ANTALYA – The Lawyers for Freedom Association (ÖHD) Antalya Branch released a report on rights violations in Antalya prisons during the first five months of 2025. The report highlights that prisoners are subjected to additional punishments within prisons and are denied access to their right to health care.
According to the report, prisoners in five prisons around Antalya face serious barriers to accessing medical services. The findings, prepared by ÖHD lawyers based on direct complaints, letters, and visits to Antalya High Security Closed Prison, Antalya S-Type, Manavgat S-Type, Burdur High Security and Alanya L-Type prisons, show delays in hospital referrals, often dependent on the availability of the gendarmerie rather than medical urgency. Dental referrals experience even longer waiting times.
The report also points to significant shortcomings in infirmary services. Prisoners wait weeks to see a doctor, with only one often absent physician available, and examinations described as superficial and inadequate. Emergency medications are delayed, and chronic patients face interruptions in their treatments, worsening their conditions.
Handcuffing practices differ across prisons; single handcuffs are used in some, double handcuffs in others, particularly during hospital transfers, severely restricting prisoners’ physical movement and negatively affecting their treatment.
A particularly severe violation occurs in Burdur High Security Prison, where prisoners are forced to undergo invasive oral cavity searches before hospital transfers. Those refusing these searches are denied medical access, regardless of the urgency of their condition.

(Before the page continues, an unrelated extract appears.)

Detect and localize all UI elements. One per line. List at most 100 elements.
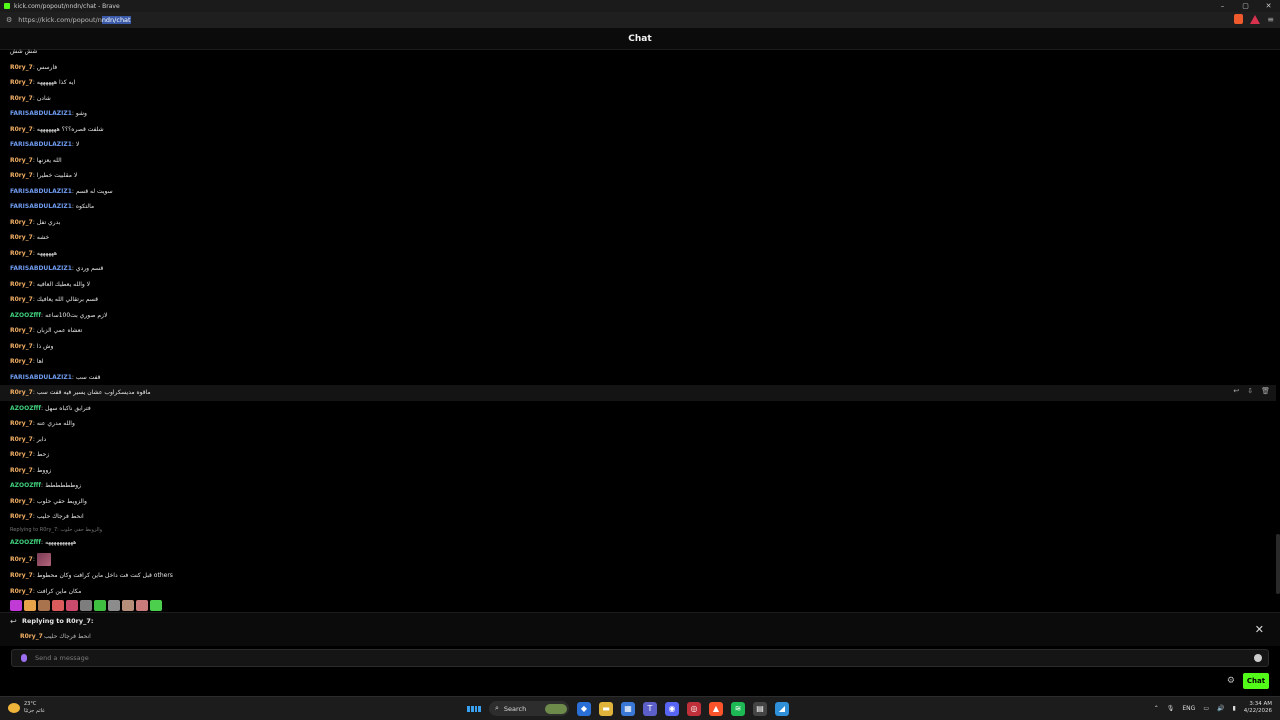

The report also details censorship and delays of Kurdish letters, limited water access, poor water quality, and insufficient hygiene materials.
ÖHD concludes with demands including the end of torture and inhumane practices by prison authorities, improvements to prison conditions according to national and international law, immediate cessation of humiliating search procedures, increased medical staff and better health transportation, provision of adequate hygiene materials, respect for communication rights, and establishment of independent monitoring mechanisms to prevent escalating violations and torture. Report also stressed the situation of ill prisoners and demand to improvement.